The Little Engine That Could
This is another classic train book that is a must for your little reader - train lover or not. It again tells the triumphant story of the underdog saving the day. A train full of toys and candy is stranded on the track and trying desperately to reach the anxious children on the other side of the mountain.  Various engines pass by but they're either too important, too busy or too feeble to help.  Finally a little blue engine appears and agrees to give it a try.  She's the most unlikely candidate to pull this big train but by believing in herself and repeating that legendary mantra, 'I think I can, I think I can', she manages the unthinkable and pulls the train safely over the mountain.

Riding the Rails from A to Z
This is a beautiful title from Chronicle Books and I was pleasantly surprised that E choose it. It's an ABC book that uses a combination of bright illustrations and archive photographs to teach the alphabet through train lingo and vocabulary.  A is for all aboard, E is for Engineer, U is for underground and so on. I've found it to be a great book for keeping the train obsession fed and E's interest piqued, while also challenging him to engage with different types of pictures and to learn new words and phrases. It's not a story book but it still manages get him talking and I've learned a few new facts as well.

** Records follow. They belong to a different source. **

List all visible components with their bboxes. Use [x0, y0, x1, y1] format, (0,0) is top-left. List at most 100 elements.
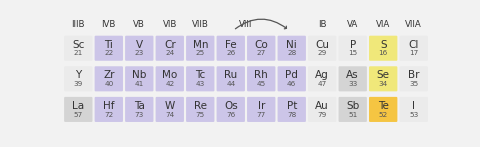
- Text: 72: 72: [104, 112, 113, 118]
- FancyBboxPatch shape: [369, 36, 397, 61]
- Text: W: W: [165, 101, 175, 111]
- Text: 40: 40: [104, 81, 113, 87]
- Text: Nb: Nb: [132, 70, 146, 80]
- Text: Se: Se: [377, 70, 390, 80]
- FancyBboxPatch shape: [247, 97, 276, 122]
- Text: 47: 47: [318, 81, 327, 87]
- Text: 73: 73: [135, 112, 144, 118]
- Text: VB: VB: [133, 20, 145, 29]
- Text: Au: Au: [315, 101, 329, 111]
- Text: Pt: Pt: [287, 101, 297, 111]
- FancyBboxPatch shape: [277, 36, 306, 61]
- Text: 44: 44: [226, 81, 235, 87]
- Text: 24: 24: [165, 50, 174, 56]
- FancyBboxPatch shape: [95, 66, 123, 91]
- FancyBboxPatch shape: [216, 66, 245, 91]
- FancyBboxPatch shape: [338, 66, 367, 91]
- Text: 15: 15: [348, 50, 357, 56]
- FancyBboxPatch shape: [338, 36, 367, 61]
- FancyBboxPatch shape: [186, 66, 215, 91]
- Text: 45: 45: [257, 81, 266, 87]
- Text: Zr: Zr: [103, 70, 115, 80]
- Text: Os: Os: [224, 101, 238, 111]
- Text: 34: 34: [379, 81, 388, 87]
- FancyBboxPatch shape: [186, 36, 215, 61]
- Text: Ir: Ir: [258, 101, 265, 111]
- FancyBboxPatch shape: [156, 36, 184, 61]
- Text: 51: 51: [348, 112, 357, 118]
- FancyBboxPatch shape: [64, 66, 93, 91]
- Text: 27: 27: [257, 50, 266, 56]
- Text: La: La: [72, 101, 84, 111]
- Text: 74: 74: [165, 112, 174, 118]
- Text: 21: 21: [73, 50, 83, 56]
- FancyBboxPatch shape: [399, 97, 428, 122]
- FancyBboxPatch shape: [369, 97, 397, 122]
- FancyBboxPatch shape: [125, 36, 154, 61]
- Text: Mn: Mn: [192, 40, 208, 50]
- FancyBboxPatch shape: [277, 66, 306, 91]
- Text: 77: 77: [257, 112, 266, 118]
- Text: 43: 43: [196, 81, 205, 87]
- Text: 17: 17: [409, 50, 419, 56]
- Text: 29: 29: [318, 50, 327, 56]
- FancyBboxPatch shape: [216, 36, 245, 61]
- Text: As: As: [347, 70, 359, 80]
- Text: VA: VA: [347, 20, 359, 29]
- FancyBboxPatch shape: [338, 97, 367, 122]
- Text: 57: 57: [73, 112, 83, 118]
- Text: Hf: Hf: [103, 101, 115, 111]
- Text: 41: 41: [135, 81, 144, 87]
- Text: 39: 39: [73, 81, 83, 87]
- Text: 26: 26: [226, 50, 235, 56]
- FancyBboxPatch shape: [95, 36, 123, 61]
- Text: V: V: [136, 40, 143, 50]
- Text: 25: 25: [196, 50, 205, 56]
- Text: Fe: Fe: [225, 40, 237, 50]
- Text: P: P: [349, 40, 356, 50]
- Text: 22: 22: [104, 50, 113, 56]
- FancyBboxPatch shape: [156, 97, 184, 122]
- Text: Sb: Sb: [346, 101, 360, 111]
- Text: Sc: Sc: [72, 40, 84, 50]
- Text: Te: Te: [378, 101, 389, 111]
- Text: 52: 52: [379, 112, 388, 118]
- Text: 75: 75: [196, 112, 205, 118]
- Text: Mo: Mo: [162, 70, 178, 80]
- Text: 53: 53: [409, 112, 419, 118]
- Text: 16: 16: [379, 50, 388, 56]
- Text: IIIB: IIIB: [72, 20, 85, 29]
- Text: Ni: Ni: [287, 40, 297, 50]
- Text: Br: Br: [408, 70, 420, 80]
- Text: 42: 42: [165, 81, 174, 87]
- Text: 79: 79: [318, 112, 327, 118]
- FancyBboxPatch shape: [125, 66, 154, 91]
- Text: Ru: Ru: [224, 70, 238, 80]
- Text: Cu: Cu: [315, 40, 329, 50]
- FancyBboxPatch shape: [125, 97, 154, 122]
- Text: Cr: Cr: [164, 40, 176, 50]
- Text: 78: 78: [287, 112, 296, 118]
- Text: VIII: VIII: [240, 20, 252, 29]
- Text: 28: 28: [287, 50, 296, 56]
- Text: Ag: Ag: [315, 70, 329, 80]
- Text: 33: 33: [348, 81, 357, 87]
- FancyBboxPatch shape: [186, 97, 215, 122]
- FancyBboxPatch shape: [369, 66, 397, 91]
- FancyBboxPatch shape: [277, 97, 306, 122]
- FancyBboxPatch shape: [64, 36, 93, 61]
- Text: VIIA: VIIA: [405, 20, 422, 29]
- FancyBboxPatch shape: [399, 66, 428, 91]
- Text: Ti: Ti: [104, 40, 113, 50]
- Text: Co: Co: [254, 40, 268, 50]
- FancyBboxPatch shape: [216, 97, 245, 122]
- Text: 35: 35: [409, 81, 419, 87]
- Text: VIIB: VIIB: [192, 20, 209, 29]
- Text: 46: 46: [287, 81, 296, 87]
- FancyBboxPatch shape: [247, 66, 276, 91]
- Text: Ta: Ta: [134, 101, 144, 111]
- FancyBboxPatch shape: [308, 66, 336, 91]
- Text: I: I: [412, 101, 415, 111]
- FancyBboxPatch shape: [247, 36, 276, 61]
- Text: IB: IB: [318, 20, 326, 29]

Please leave me a comment if you have favorite train books to recommend!


  1. The Little Red Caboose reminded me of this article http://www.journaltimes.com/news/local/local-man-leads-library-s-little-golden-books-hunt/article_31c163dc-eab8-11e1-a2e9-0019bb2963f4.html - a library trying to collect all the Little Golden Books.

    As to train books, for the youngest of readers/listeners Freight Train by Donald Crews is stylish http://www.amazon.co.uk/Freight-Train-Donald-Crews/dp/1907912045/ref=sr_1_1?ie=UTF8&qid=1346221193&sr=8-1

  2. Thanks for the article - I'm glad to know that the Little Golden Books will be properly archived in their entirety somewhere in the world! Freight Train is now on my 'official' train book list.